È stato lo stesso vicepremier Angelo Alfano a confidare a Twitter la sua soddisfazione: “era nei nostri programmi. Impegno mantenuto”.
Eppure, in realtà, a voler abolire il finanziamento pubblico erano stati, per primi, Beppe Grillo e Matteo Renzi, che con il PdL non hanno proprio nulla da spartire.
Il fatto è che, mentendo sapendo di mentire, gli esponenti del PdL non perdono occasione per millantare successi a gogò, con il palese scopo di sconcertare ed innervosire gli elettori del PD, già sgomenti per ciò che accade nel loro partito.

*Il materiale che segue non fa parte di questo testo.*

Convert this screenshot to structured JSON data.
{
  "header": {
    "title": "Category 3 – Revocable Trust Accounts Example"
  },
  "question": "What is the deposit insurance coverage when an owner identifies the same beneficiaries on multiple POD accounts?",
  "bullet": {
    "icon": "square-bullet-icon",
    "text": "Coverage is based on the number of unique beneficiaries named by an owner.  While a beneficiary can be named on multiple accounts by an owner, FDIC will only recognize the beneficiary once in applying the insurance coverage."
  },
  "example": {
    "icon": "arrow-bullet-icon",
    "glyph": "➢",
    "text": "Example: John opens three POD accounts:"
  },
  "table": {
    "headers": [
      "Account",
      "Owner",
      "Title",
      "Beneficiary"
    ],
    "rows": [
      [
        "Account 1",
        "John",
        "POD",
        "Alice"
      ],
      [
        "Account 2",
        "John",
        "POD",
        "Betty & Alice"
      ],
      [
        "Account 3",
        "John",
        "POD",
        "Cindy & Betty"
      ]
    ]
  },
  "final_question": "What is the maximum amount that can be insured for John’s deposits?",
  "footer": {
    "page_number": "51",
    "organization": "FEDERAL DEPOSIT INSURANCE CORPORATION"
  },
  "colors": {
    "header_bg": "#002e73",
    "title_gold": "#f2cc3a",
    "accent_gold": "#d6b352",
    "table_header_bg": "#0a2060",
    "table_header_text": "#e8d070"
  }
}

Riprendiamo, però, il filo del comunicato stampa dell’Esecutivo, per notare che un annuncio fatto a poche ore dall’apertura dei seggi per le elezioni amministrative in 500 comuni, tra cui Roma, ha il lezzo imbarazzante di propaganda elettorale.
Difatti, i termini del proclama sono così vaghi e confusi da arrivare perfino ad indicare che il governo intenda cancellare il “finanziamento pubblico” che non esiste più dal 1993, perché furbamente sostituito dai “rimborsi elettorali” con la legge 515 del 10 dicembre 1993.
Tuttavia, ammesso che si sia trattato solo di un lapsus, almeno spero, di chi ha frettolosamente compilato il comunicato, non si accenna nulla, invece, della fine che farebbe il finanziamento pubblico ai giornali di partito che supera ogni anno i 30 milioni di euro.
A lasciare perplessi, però, oltre ai dubbi sui contenuti del provvedimento, è anche la scelta del Governo di predisporre un disegno di legge che seguirà l'iter dell’esame ed approvazione da parte del Parlamento.
Se anche questo DDL dovesse fare la stessa fine del DDL sull’abolizione delle Province, emanato dal Governo Monti ed affossato dal Parlamento, dovremmo mandare giù un’altra presa in giro.